Boy, do the kids of Yamato Elementary School have it rough. Not only have they had to deal with murderous teachers, bullies, starvation, dehydration, a giant insectoid monster born out of a student's nightmares, a swarm of flesh-eating miniature insectoid monsters, but now they face an outbreak of the Black Plague. Yep, that's bubonic plague for people in the know. The student body has turned on each other with the infected being boarded up in a school building and in danger of being burned alive by the rest of their classmates. Sho and a small group of his friends must devise a way to rescue them. The only way to stop the plague is to get a vaccine but it's not like there's a slight shortage of medicine in the wastelands.

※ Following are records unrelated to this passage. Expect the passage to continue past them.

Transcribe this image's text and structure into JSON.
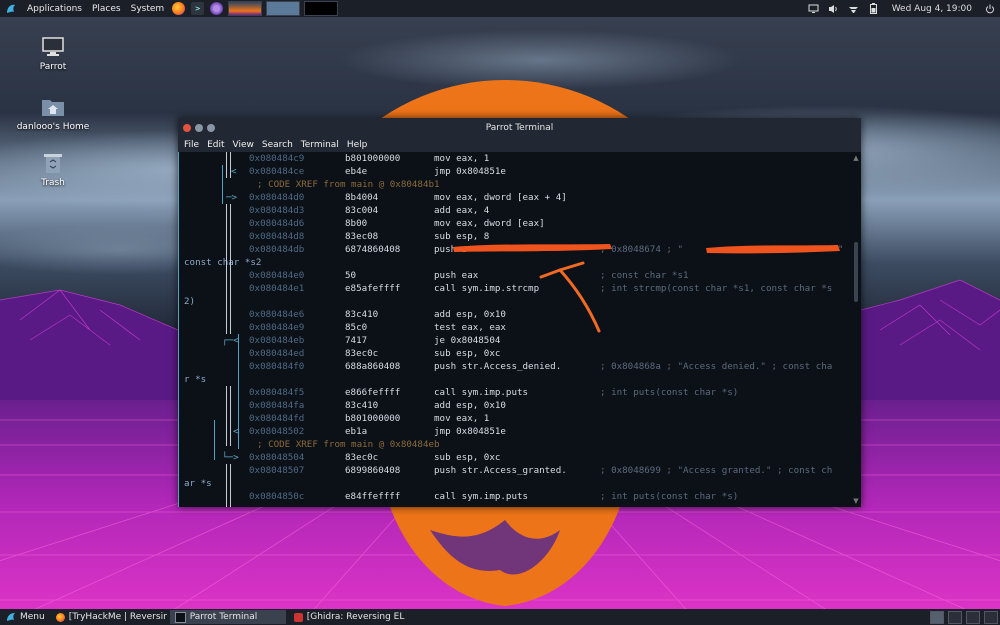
{
  "top_panel": {
    "menus": [
      "Applications",
      "Places",
      "System"
    ],
    "clock": "Wed Aug 4, 19:00",
    "launchers": [
      "firefox-icon",
      "terminal-icon",
      "tor-browser-icon"
    ],
    "tray": [
      "monitor-icon",
      "volume-icon",
      "network-icon",
      "battery-icon",
      "power-icon"
    ]
  },
  "desktop": {
    "icons": [
      {
        "label": "Parrot",
        "icon": "computer-icon"
      },
      {
        "label": "danlooo's Home",
        "icon": "home-folder-icon"
      },
      {
        "label": "Trash",
        "icon": "trash-icon"
      }
    ]
  },
  "terminal": {
    "title": "Parrot Terminal",
    "menu": [
      "File",
      "Edit",
      "View",
      "Search",
      "Terminal",
      "Help"
    ],
    "lines": [
      {
        "addr": "0x080484c9",
        "op": "b801000000",
        "ins": "mov eax, 1",
        "cmt": ""
      },
      {
        "addr": "0x080484ce",
        "op": "eb4e",
        "ins": "jmp 0x804851e",
        "cmt": ""
      },
      {
        "xref": "; CODE XREF from main @ 0x80484b1"
      },
      {
        "addr": "0x080484d0",
        "op": "8b4004",
        "ins": "mov eax, dword [eax + 4]",
        "cmt": ""
      },
      {
        "addr": "0x080484d3",
        "op": "83c004",
        "ins": "add eax, 4",
        "cmt": ""
      },
      {
        "addr": "0x080484d6",
        "op": "8b00",
        "ins": "mov eax, dword [eax]",
        "cmt": ""
      },
      {
        "addr": "0x080484d8",
        "op": "83ec08",
        "ins": "sub esp, 8",
        "cmt": ""
      },
      {
        "addr": "0x080484db",
        "op": "6874860408",
        "ins": "push s",
        "cmt": "; 0x8048674 ; \"",
        "tail": "\" ;"
      },
      {
        "wrap": "const char *s2"
      },
      {
        "addr": "0x080484e0",
        "op": "50",
        "ins": "push eax",
        "cmt": "; const char *s1"
      },
      {
        "addr": "0x080484e1",
        "op": "e85afeffff",
        "ins": "call sym.imp.strcmp",
        "cmt": "; int strcmp(const char *s1, const char *s"
      },
      {
        "wrap": "2)"
      },
      {
        "addr": "0x080484e6",
        "op": "83c410",
        "ins": "add esp, 0x10",
        "cmt": ""
      },
      {
        "addr": "0x080484e9",
        "op": "85c0",
        "ins": "test eax, eax",
        "cmt": ""
      },
      {
        "addr": "0x080484eb",
        "op": "7417",
        "ins": "je 0x8048504",
        "cmt": ""
      },
      {
        "addr": "0x080484ed",
        "op": "83ec0c",
        "ins": "sub esp, 0xc",
        "cmt": ""
      },
      {
        "addr": "0x080484f0",
        "op": "688a860408",
        "ins": "push str.Access_denied.",
        "cmt": "; 0x804868a ; \"Access denied.\" ; const cha"
      },
      {
        "wrap": "r *s"
      },
      {
        "addr": "0x080484f5",
        "op": "e866feffff",
        "ins": "call sym.imp.puts",
        "cmt": "; int puts(const char *s)"
      },
      {
        "addr": "0x080484fa",
        "op": "83c410",
        "ins": "add esp, 0x10",
        "cmt": ""
      },
      {
        "addr": "0x080484fd",
        "op": "b801000000",
        "ins": "mov eax, 1",
        "cmt": ""
      },
      {
        "addr": "0x08048502",
        "op": "eb1a",
        "ins": "jmp 0x804851e",
        "cmt": ""
      },
      {
        "xref": "; CODE XREF from main @ 0x80484eb"
      },
      {
        "addr": "0x08048504",
        "op": "83ec0c",
        "ins": "sub esp, 0xc",
        "cmt": ""
      },
      {
        "addr": "0x08048507",
        "op": "6899860408",
        "ins": "push str.Access_granted.",
        "cmt": "; 0x8048699 ; \"Access granted.\" ; const ch"
      },
      {
        "wrap": "ar *s"
      },
      {
        "addr": "0x0804850c",
        "op": "e84ffeffff",
        "ins": "call sym.imp.puts",
        "cmt": "; int puts(const char *s)"
      }
    ]
  },
  "bottom_panel": {
    "menu_label": "Menu",
    "tasks": [
      {
        "label": "[TryHackMe | Reversin...",
        "icon": "firefox-icon",
        "active": false
      },
      {
        "label": "Parrot Terminal",
        "icon": "terminal-icon",
        "active": true
      },
      {
        "label": "[Ghidra: Reversing ELF...",
        "icon": "ghidra-icon",
        "active": false
      }
    ]
  },
  "colors": {
    "panel": "#1b1f27",
    "terminal_bg": "#0c1017",
    "address": "#4e6a86",
    "annotation_red": "#e8501e"
  }
}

Sho is still able to contact his mother telepathically somehow but where could you possibly place the medicine so it will be safe for decades, or possibly hundreds or even thousands of years? And how is she going to get her hands on it? Nobody but her can hear Sho's voice and her husband is starting to think she might be going a bit crazy.

The Drifting Classroom is a good read, don't get me wrong, but some of the things that happen in this sixth volume go beyond even the widest range of possibility. Sho tells his mom to put the medicine in a mummy he found in the basement of a ruined hospital but what are the odds that same mummy is going to be in the exact hospital at the exact time that his mother searches for it. And how is medicine going to stay good for years and years through a nuclear war or whatever led to the world that Sho and the others are living in? Medicine has expiration dates for a good reason. Also, the lineup of afflictions that are assailing Yamato Elementary are almost Biblical in proportion and are getting to be quite sadistic. I'm HOPING that all this is going to have a point. Right now, I'm just trying to enjoy the series without thinking too much how it's all going to end. It seems that the kids haven't figured out that their thoughts are having a great effect on the environment. Maybe they should just all chant together "There's no place like home" and they will magically wake up in their own beds in their own homes.